Dalton expressed appreciation to all people who continue to provide essential services.

“We appreciate what they do to keep everything going,” he said. “I hope they keep their families safe.”

The public’s support means a lot to those on the front lines, he said, including firefighters, police and EMS. He gave a special shout out to health care workers. “All my admiration to those folks,” he said.

Dalton has been a firefighter for about 20 years.

Jeff Fisher, Terre Haute fire chief, said the department has had five firefighters test positive for COVID-19, with one hospitalized.

“Scott is our latest to test positive,” the chief said.

Terre Haute firefighter shares his fight with COVID-19

Jeff Fisher

One of the five will return to work Monday, while two others still have some symptoms and must be symptom-free for at least 48 hours before they can return to work.

Six others have been tested, with five of those negative and results for the sixth not yet available.

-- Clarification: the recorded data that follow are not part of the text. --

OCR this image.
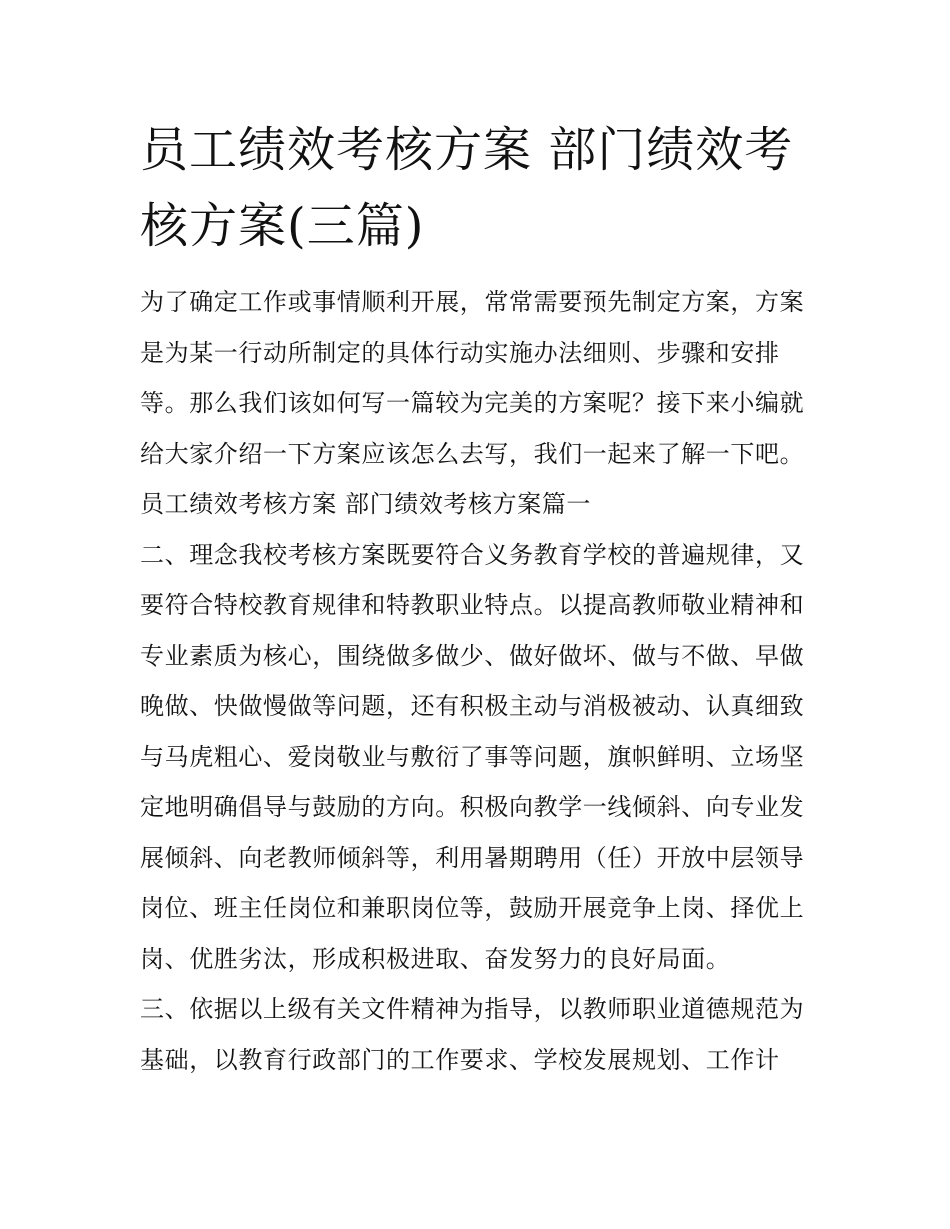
员工绩效考核方案 部门绩效考
核方案(三篇)
为了确定工作或事情顺利开展，常常需要预先制定方案，方案
是为某一行动所制定的具体行动实施办法细则、步骤和安排
等。那么我们该如何写一篇较为完美的方案呢？接下来小编就
给大家介绍一下方案应该怎么去写，我们一起来了解一下吧。
员工绩效考核方案 部门绩效考核方案篇一
二、理念我校考核方案既要符合义务教育学校的普遍规律，又
要符合特校教育规律和特教职业特点。以提高教师敬业精神和
专业素质为核心，围绕做多做少、做好做坏、做与不做、早做
晚做、快做慢做等问题，还有积极主动与消极被动、认真细致
与马虎粗心、爱岗敬业与敷衍了事等问题，旗帜鲜明、立场坚
定地明确倡导与鼓励的方向。积极向教学一线倾斜、向专业发
展倾斜、向老教师倾斜等，利用暑期聘用（任）开放中层领导
岗位、班主任岗位和兼职岗位等，鼓励开展竞争上岗、择优上
岗、优胜劣汰，形成积极进取、奋发努力的良好局面。
三、依据以上级有关文件精神为指导，以教师职业道德规范为
基础，以教育行政部门的工作要求、学校发展规划、工作计
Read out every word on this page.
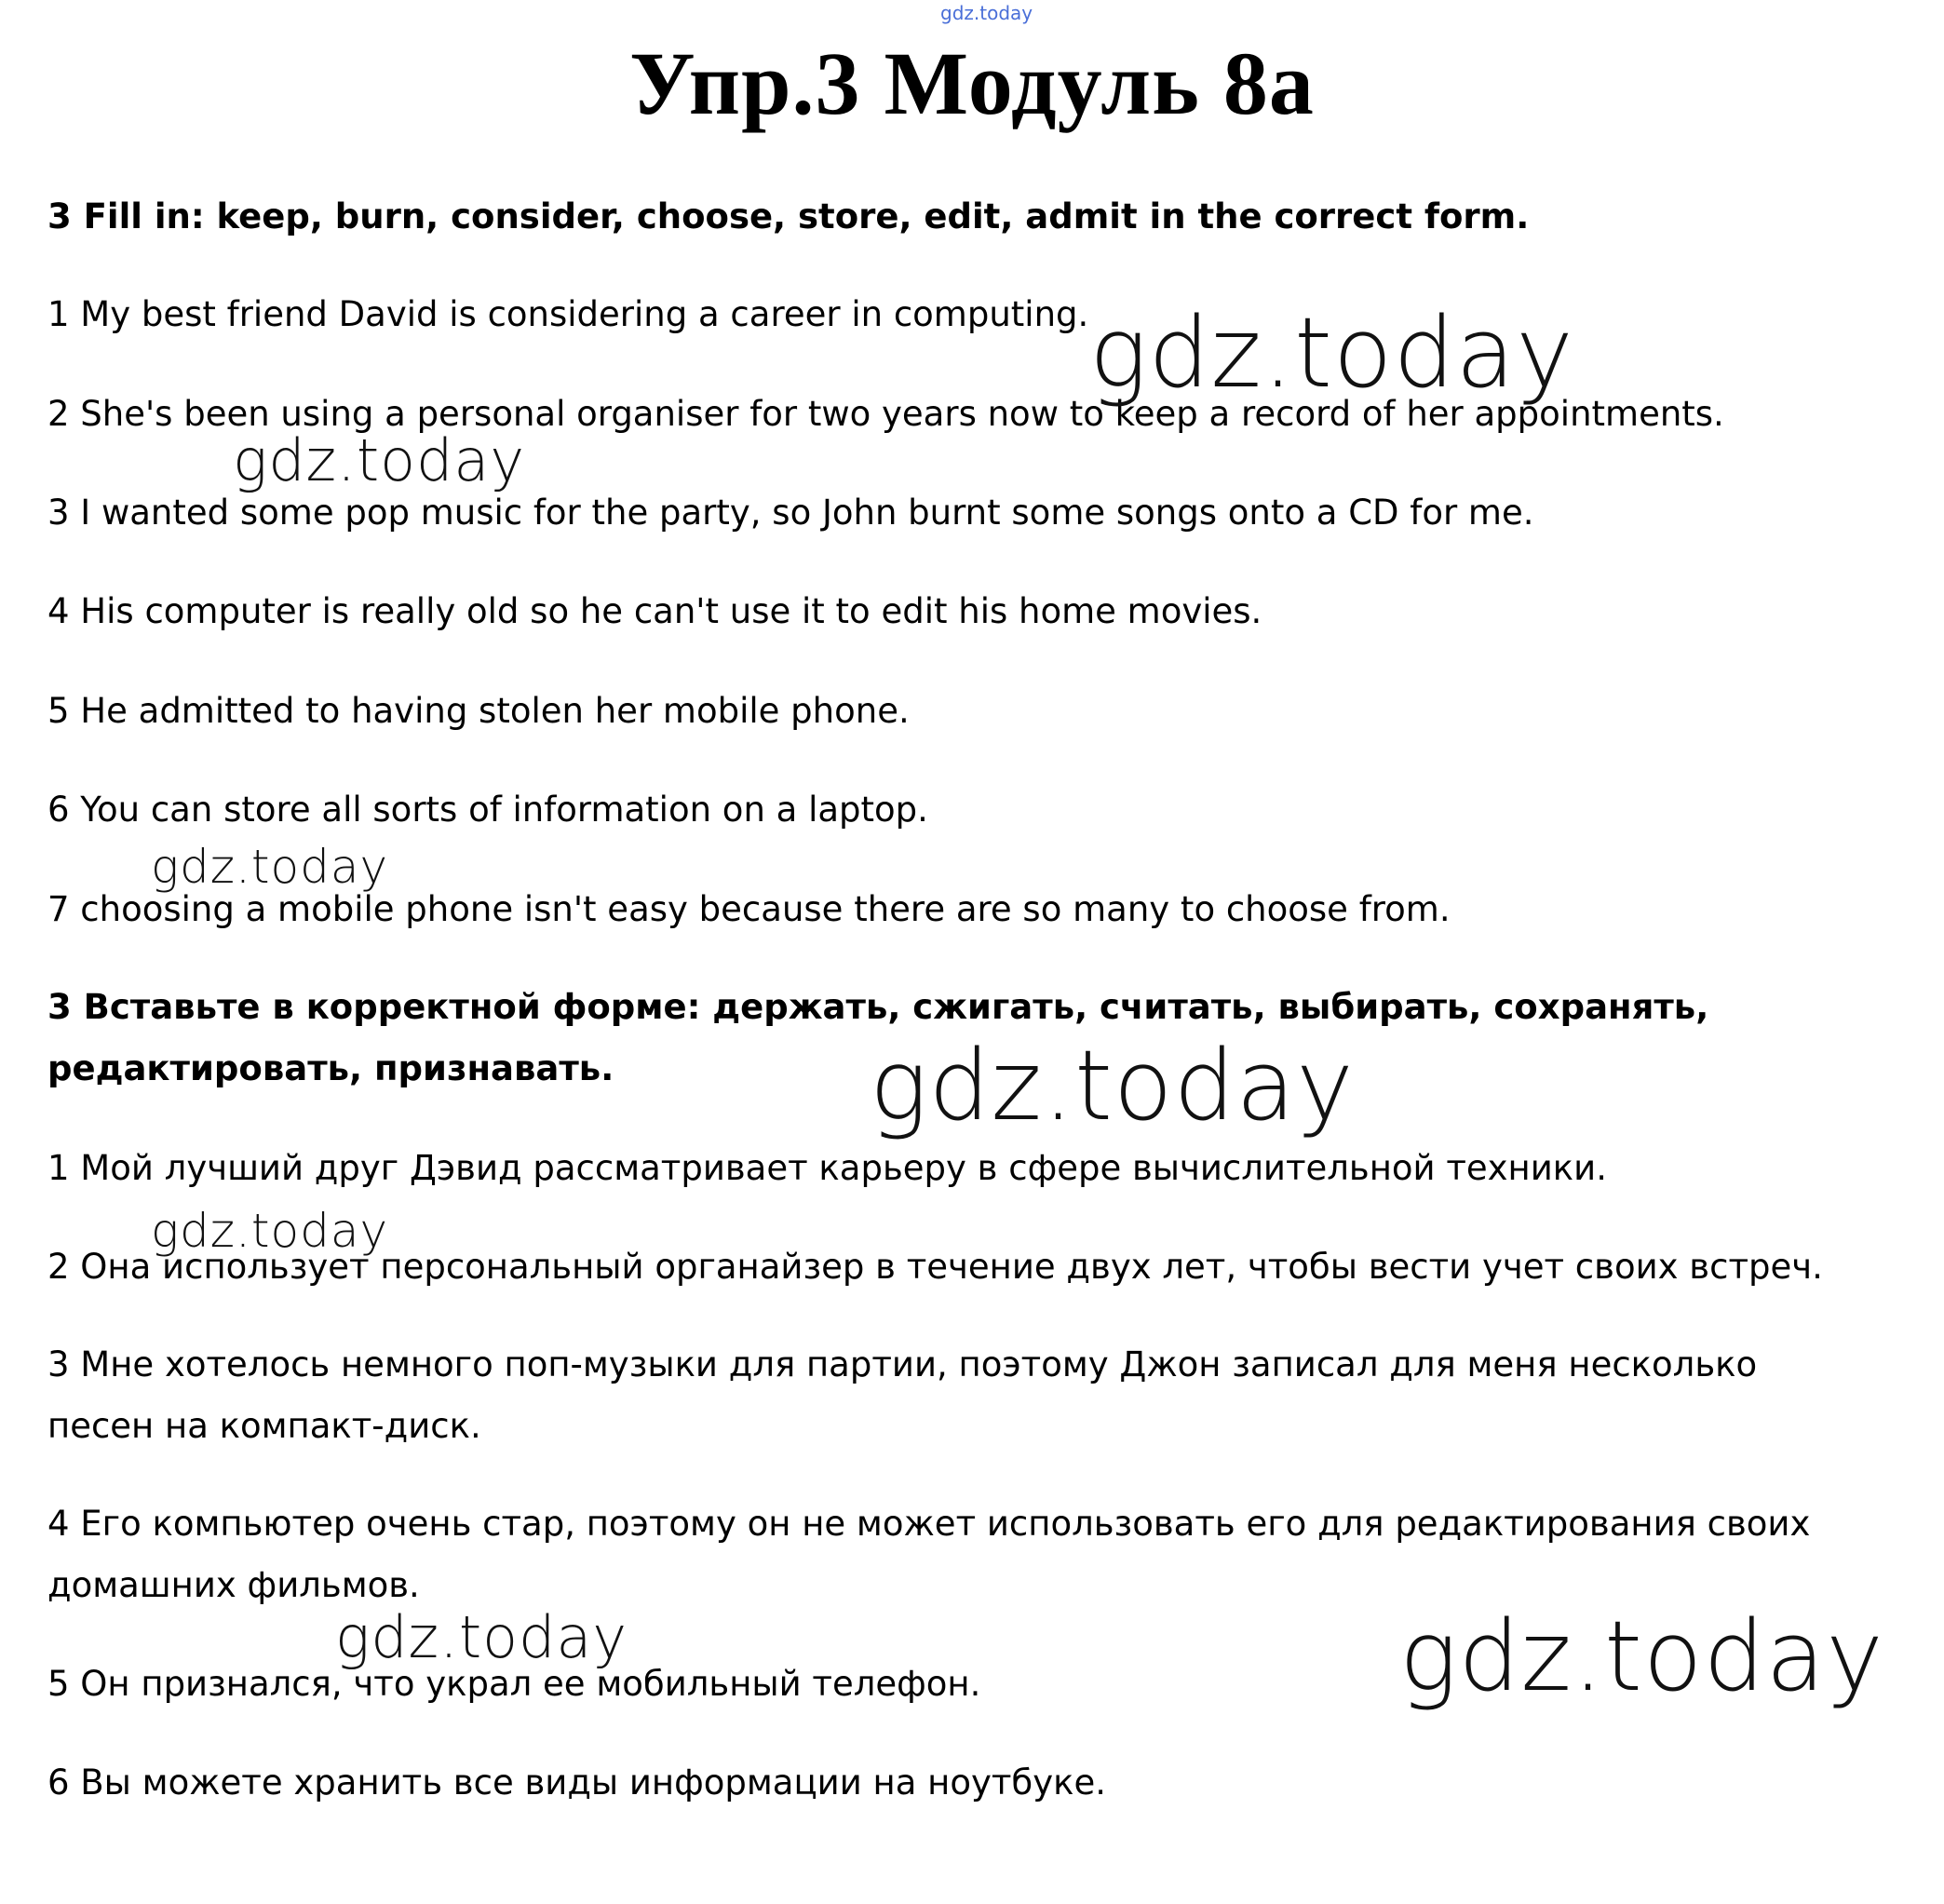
gdz.today
Упр.3 Модуль 8a
3 Fill in: keep, burn, consider, choose, store, edit, admit in the correct form.
1 My best friend David is considering a career in computing.
2 She's been using a personal organiser for two years now to keep a record of her appointments.
3 I wanted some pop music for the party, so John burnt some songs onto a CD for me.
4 His computer is really old so he can't use it to edit his home movies.
5 He admitted to having stolen her mobile phone.
6 You can store all sorts of information on a laptop.
7 choosing a mobile phone isn't easy because there are so many to choose from.
3 Вставьте в корректной форме: держать, сжигать, считать, выбирать, сохранять, редактировать, признавать.
1 Мой лучший друг Дэвид рассматривает карьеру в сфере вычислительной техники.
2 Она использует персональный органайзер в течение двух лет, чтобы вести учет своих встреч.
3 Мне хотелось немного поп-музыки для партии, поэтому Джон записал для меня несколько песен на компакт-диск.
4 Его компьютер очень стар, поэтому он не может использовать его для редактирования своих домашних фильмов.
5 Он признался, что украл ее мобильный телефон.
6 Вы можете хранить все виды информации на ноутбуке.
gdz.today
gdz.today
gdz.today
gdz.today
gdz.today
gdz.today	gdz.today
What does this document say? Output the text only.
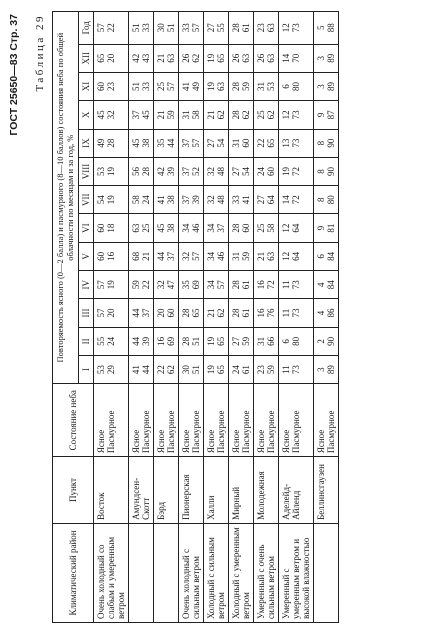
ГОСТ 25650—83 Стр. 37 Таблица 29
Климатический район	Пункт	Состояние неба	Повторяемость ясного (0—2 балла) и пасмурного (8—10 баллов) состояния неба по общей облачности по месяцам и за год, %												
			I	II	III	IV	V	VI	VII	VIII	IX	X	XI	XII	Год
Очень холодный со слабым и умеренным ветром	Восток	Ясное Пасмурное	53 29	55 24	57 20	57 19	60 16	60 18	54 19	53 19	49 28	45 32	60 23	65 20	57 22

	Амундсен-Скотт	Ясное Пасмурное	41 44	44 39	44 37	59 22	68 21	63 25	58 24	56 28	45 38	37 45	51 33	42 43	51 33

	Бэрд	Ясное Пасмурное	22 62	16 69	20 60	32 47	44 37	45 38	41 38	42 39	35 44	21 59	25 57	21 63	30 51

Очень холодный с сильным ветром	Пионерская	Ясное Пасмурное	30 51	28 51	28 65	35 69	32 57	34 46	37 39	37 52	37 57	31 58	41 49	26 62	33 57

Холодный с сильным ветром	Халли	Ясное Пасмурное	19 65	19 65	21 62	34 57	34 46	34 37	32 48	32 48	27 54	21 62	19 63	19 65	27 55

Холодный с умеренным ветром	Мирный	Ясное Пасмурное	24 61	27 59	28 61	28 61	31 59	28 60	33 41	27 54	31 60	28 62	28 59	26 63	28 61

Умеренный с очень сильным ветром	Молодежная	Ясное Пасмурное	23 59	31 66	16 76	16 72	21 63	25 58	27 64	24 60	22 65	25 62	31 53	26 63	23 63

Умеренный с умеренным ветром и высокой влажностью	Аделейд-Айленд	Ясное Пасмурное	11 73	6 80	11 73	11 73	12 64	12 64	14 72	19 72	13 73	12 73	6 80	14 70	12 73

	Беллинсгаузен	Ясное Пасмурное	3 89	2 90	4 86	4 84	6 84	9 81	8 80	8 90	8 90	9 87	3 89	3 89	5 88
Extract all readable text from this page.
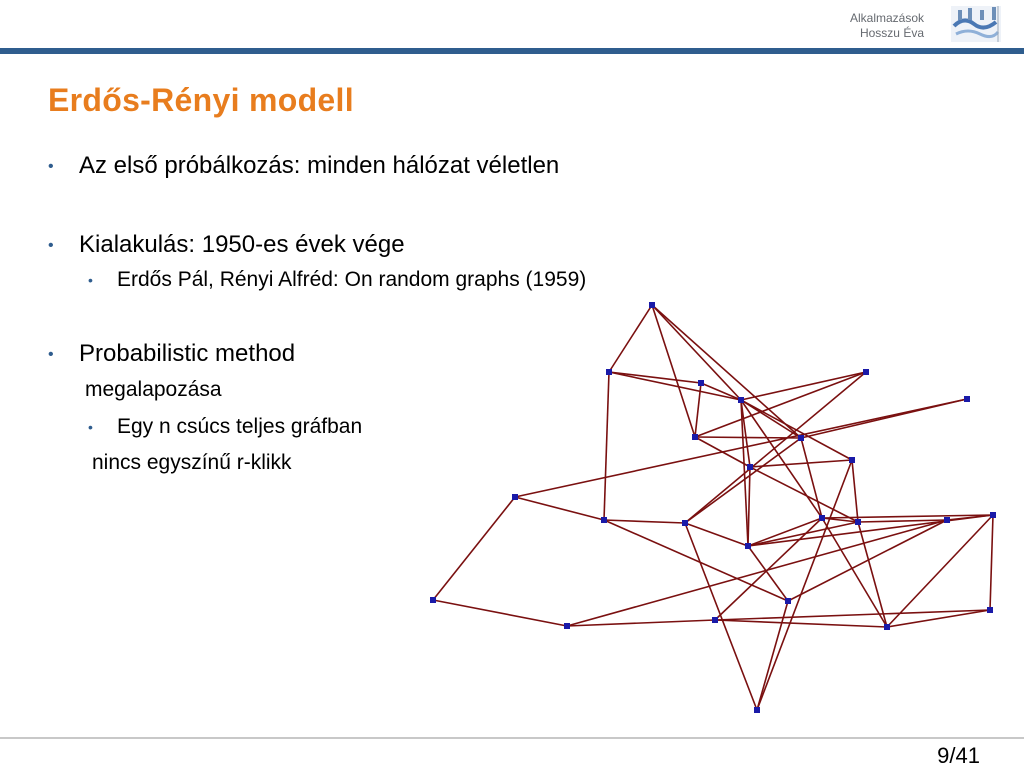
Alkalmazások
Hosszu Éva
Erdős-Rényi modell
• Az első próbálkozás: minden hálózat véletlen
• Kialakulás: 1950-es évek vége
• Erdős Pál, Rényi Alfréd: On random graphs (1959)
• Probabilistic method
megalapozása
• Egy n csúcs teljes gráfban
nincs egyszínű r-klikk
9/41
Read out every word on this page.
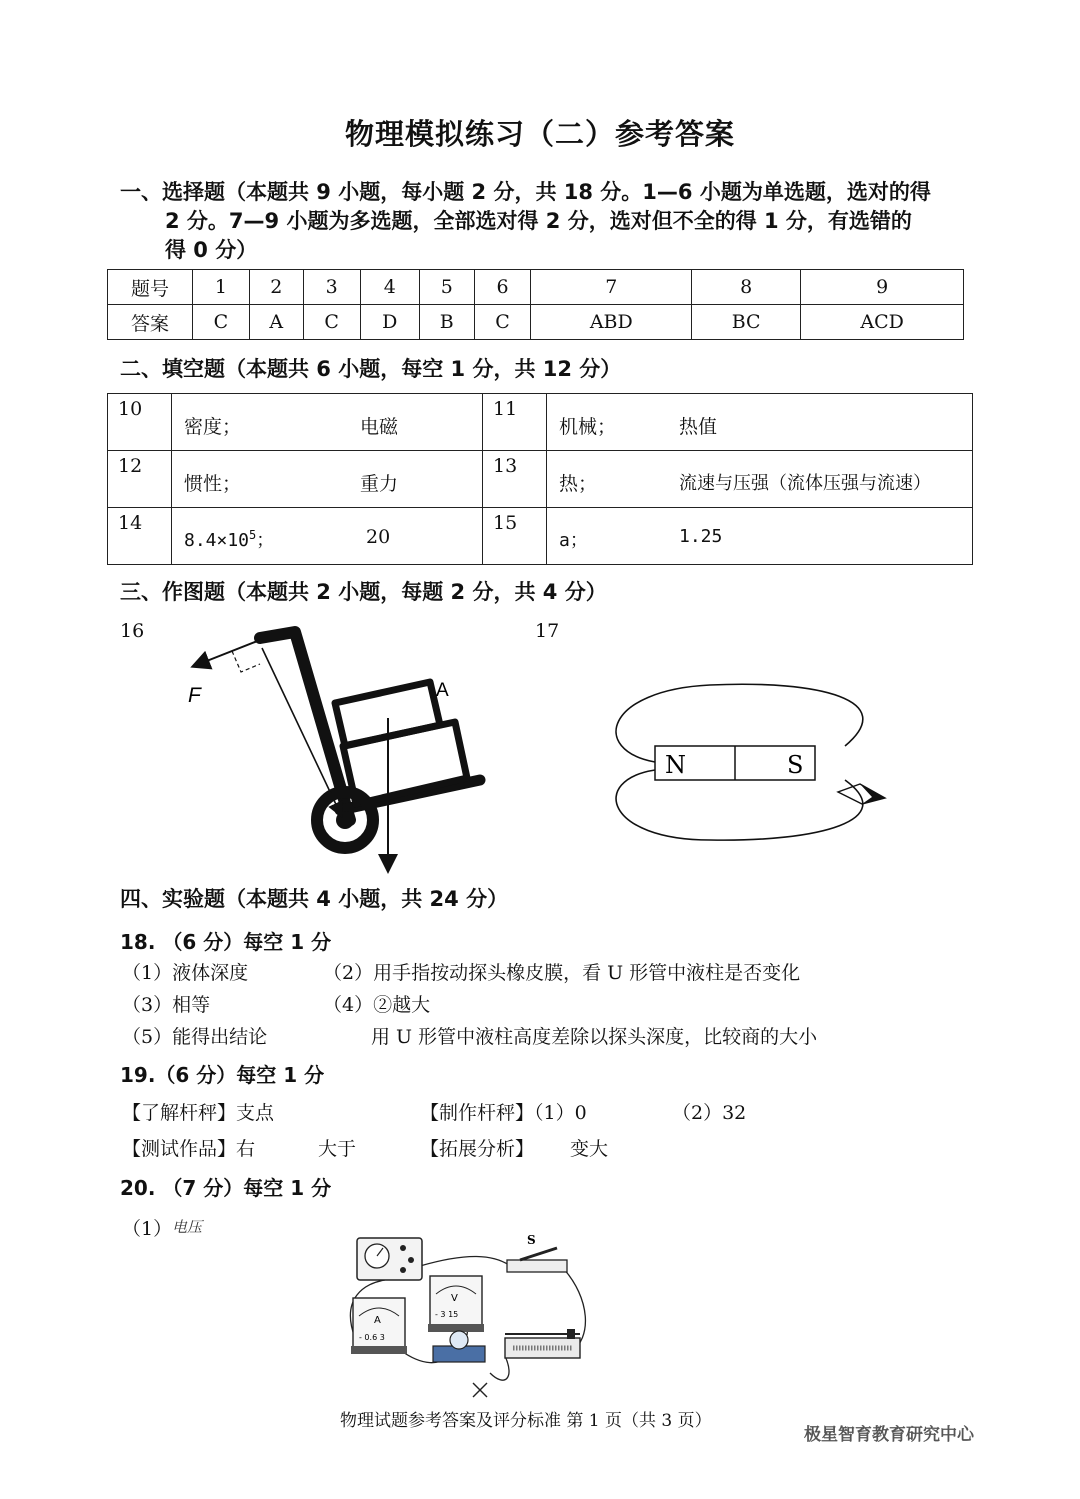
物理模拟练习（二）参考答案
一、选择题（本题共 9 小题，每小题 2 分，共 18 分。1—6 小题为单选题，选对的得
2 分。7—9 小题为多选题，全部选对得 2 分，选对但不全的得 1 分，有选错的
得 0 分）
题号	1	2	3	4	5	6	7	8	9
答案	C	A	C	D	B	C	ABD	BC	ACD
二、填空题（本题共 6 小题，每空 1 分，共 12 分）
10	密度； 电磁	11	机械； 热值

12	惯性； 重力	13	热； 流速与压强（流体压强与流速）

14	$8.4\times 10^5$； 20	15	a； 1.25
三、作图题（本题共 2 小题，每题 2 分，共 4 分）
16	17
F	A
N	S
四、实验题（本题共 4 小题，共 24 分）
18. （6 分）每空 1 分
（1）液体深度	（2）用手指按动探头橡皮膜，看 U 形管中液柱是否变化
（3）相等	（4）②越大
（5）能得出结论	用 U 形管中液柱高度差除以探头深度，比较商的大小
19.（6 分）每空 1 分
【了解杆秤】支点	【制作杆秤】（1）0	（2）32
【测试作品】右	大于	【拓展分析】 变大
20. （7 分）每空 1 分
（1） 电压
S
A
- 0.6 3
V
- 3 15
物理试题参考答案及评分标准 第 1 页（共 3 页）
极星智育教育研究中心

Of the five who tested negative, two returned to work Thursday and one was to return Friday .

“We had to send some people home who were in close quarters with these others,” he said. “We’re keeping our eye on them.”

Not counting the two who returned Thursday, “We have 19 people off ... because of COVID-19 or working with someone who had symptoms.”

Of the 19, 12 will be back to work by the end of next week, the chief said.

COVID is having a major impact on the department, Fisher said.

His message: “Stay home. If you go out, wear your mask. Wash your hands. Keep your distance. That’s how we will keep this from spreading.”